Fundacio Privada Institut d'Investigacio Biomedica de Girona Dr Josep Trueta (IdIBGi), Girona, Spain, Bioquímica i Biologia Molecular (Farmàcia), Universitat de Barcelona, Barcelona, Spain, Institut de Recerca Vall d'Hebron, Barcelona, Spain, Química Orgánica (Química), Universidad Complutense, Madrid, Spain, Bioquímica i Biologia Molecular (Biologia), Universitat de Girona, Girona, Spain

Abstract

B28

Endogenous fatty acid metabolism is crucial to maintain the cancer cell malignant phenotype. We and others have shown that blocking the activity of fatty acid synthase (FASN), a lipogenic multienzyme that catalyzes the final step in the de novo fatty acid synthesis, either alone or in combination with chemoterapy or monoclonal antibodies, has potential as an anticancer strategy. The pharmacologic FASN inhibitors, cerulenin and its synthetic derivative C75, show a structurally-related weight-loss induction in experimental animals, which limits in clinical development. Other compounds that block FASN activity include (-)-epigallocatechin-3-gallate (EGCG), triclosan and orlistat.We have tested whether there are differential effects of EGCG in comparison with C75 on fatty acid metabolism (FASN, and carnitine palmitoyltransferase-1 [CPT-1], a component of the shuttle system which allows entry of long-chain fatty acids into the mitochondrial matrix for subsequent oxidation), and on cellular and molecular effects in three metastatic breast cancer cell lines MDA-MB-231, MCF-7 and SK-Br3, which are models of low, moderate and high levels of FAS, respectively.
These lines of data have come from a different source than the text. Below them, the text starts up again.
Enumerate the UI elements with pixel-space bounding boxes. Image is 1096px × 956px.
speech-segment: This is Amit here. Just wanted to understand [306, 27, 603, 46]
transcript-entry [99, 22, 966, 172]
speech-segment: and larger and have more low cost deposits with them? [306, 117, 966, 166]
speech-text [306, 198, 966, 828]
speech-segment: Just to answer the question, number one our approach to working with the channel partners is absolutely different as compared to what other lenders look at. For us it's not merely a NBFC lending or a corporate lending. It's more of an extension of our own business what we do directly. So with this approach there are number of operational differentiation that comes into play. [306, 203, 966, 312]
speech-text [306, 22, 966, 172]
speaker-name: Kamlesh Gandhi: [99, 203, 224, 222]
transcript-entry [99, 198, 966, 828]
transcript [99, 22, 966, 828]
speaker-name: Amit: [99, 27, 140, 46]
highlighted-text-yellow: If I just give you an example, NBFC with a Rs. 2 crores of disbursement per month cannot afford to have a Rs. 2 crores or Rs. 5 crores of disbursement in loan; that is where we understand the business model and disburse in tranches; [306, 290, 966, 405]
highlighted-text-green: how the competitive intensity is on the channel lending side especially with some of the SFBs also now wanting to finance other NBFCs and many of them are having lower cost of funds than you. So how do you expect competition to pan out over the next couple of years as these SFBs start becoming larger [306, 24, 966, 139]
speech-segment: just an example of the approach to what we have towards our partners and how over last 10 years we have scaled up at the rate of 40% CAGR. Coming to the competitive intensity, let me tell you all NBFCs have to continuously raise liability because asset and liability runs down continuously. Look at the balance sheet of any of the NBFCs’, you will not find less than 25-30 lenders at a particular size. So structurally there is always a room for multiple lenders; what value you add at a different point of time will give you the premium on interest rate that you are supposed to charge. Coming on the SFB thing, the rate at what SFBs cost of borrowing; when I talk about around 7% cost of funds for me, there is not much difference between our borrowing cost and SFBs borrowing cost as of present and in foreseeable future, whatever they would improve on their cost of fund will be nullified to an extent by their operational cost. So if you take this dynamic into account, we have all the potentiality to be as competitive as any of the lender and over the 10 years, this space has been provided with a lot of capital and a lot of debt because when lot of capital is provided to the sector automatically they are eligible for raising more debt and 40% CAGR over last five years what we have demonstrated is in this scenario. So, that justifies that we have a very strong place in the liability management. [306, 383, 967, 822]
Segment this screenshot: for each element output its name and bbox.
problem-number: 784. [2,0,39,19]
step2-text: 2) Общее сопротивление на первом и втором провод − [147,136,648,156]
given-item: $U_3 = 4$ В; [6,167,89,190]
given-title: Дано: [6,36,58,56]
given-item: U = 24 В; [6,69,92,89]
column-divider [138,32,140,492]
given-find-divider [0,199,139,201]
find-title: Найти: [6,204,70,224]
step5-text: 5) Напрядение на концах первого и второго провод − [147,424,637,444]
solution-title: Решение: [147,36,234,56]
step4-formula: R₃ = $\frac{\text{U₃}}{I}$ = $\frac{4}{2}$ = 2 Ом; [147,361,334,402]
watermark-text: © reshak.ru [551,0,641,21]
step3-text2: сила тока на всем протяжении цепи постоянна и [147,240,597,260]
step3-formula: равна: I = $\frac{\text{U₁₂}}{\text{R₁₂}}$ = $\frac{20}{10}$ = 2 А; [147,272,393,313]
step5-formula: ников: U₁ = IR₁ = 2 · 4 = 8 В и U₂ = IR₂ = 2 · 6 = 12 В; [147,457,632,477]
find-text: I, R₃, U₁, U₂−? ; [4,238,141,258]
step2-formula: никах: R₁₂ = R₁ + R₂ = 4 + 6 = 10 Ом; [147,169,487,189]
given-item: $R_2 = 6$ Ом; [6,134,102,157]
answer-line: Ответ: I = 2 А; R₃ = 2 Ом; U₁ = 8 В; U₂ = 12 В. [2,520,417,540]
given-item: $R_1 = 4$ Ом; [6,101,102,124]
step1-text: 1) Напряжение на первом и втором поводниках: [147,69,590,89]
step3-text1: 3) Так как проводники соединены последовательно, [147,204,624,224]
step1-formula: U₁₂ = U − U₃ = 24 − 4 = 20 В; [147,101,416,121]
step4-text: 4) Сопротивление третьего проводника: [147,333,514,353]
EGCG and C75 had comparable effects in blocking FASN, producing a dose- and time-dependent decrease in the viability of metastatic breast cancer cell lines MDA-MB-231, MCF-7 and SK-Br3 (directly dependent on cell FAS levels); causing a decrease in the active forms of oncoprotein HER2, AKT and ERK1/2, and inducing apoptosis (as assessed by cleavage of PARP and flow cytometry using Annexin V conjugated to Alexa Fluor 488 and propidium iodide).We observed, in contrast, clear differential effects between EGCG and C75 on CPT-1 activity. While EGCG has either no effect or a moderate reduction in CPT-1 activity, C75 stimulated CPT-1 activity (up to 125 %). Our results with EGCG show that pharmacologically inhibition of FAS can occur uncoupled from the stimulation of CPT-1, and thus avoid the weight-loss pathways. We are now evaluating the combination of EGCG with chemotherapy and monoclonal antibodies.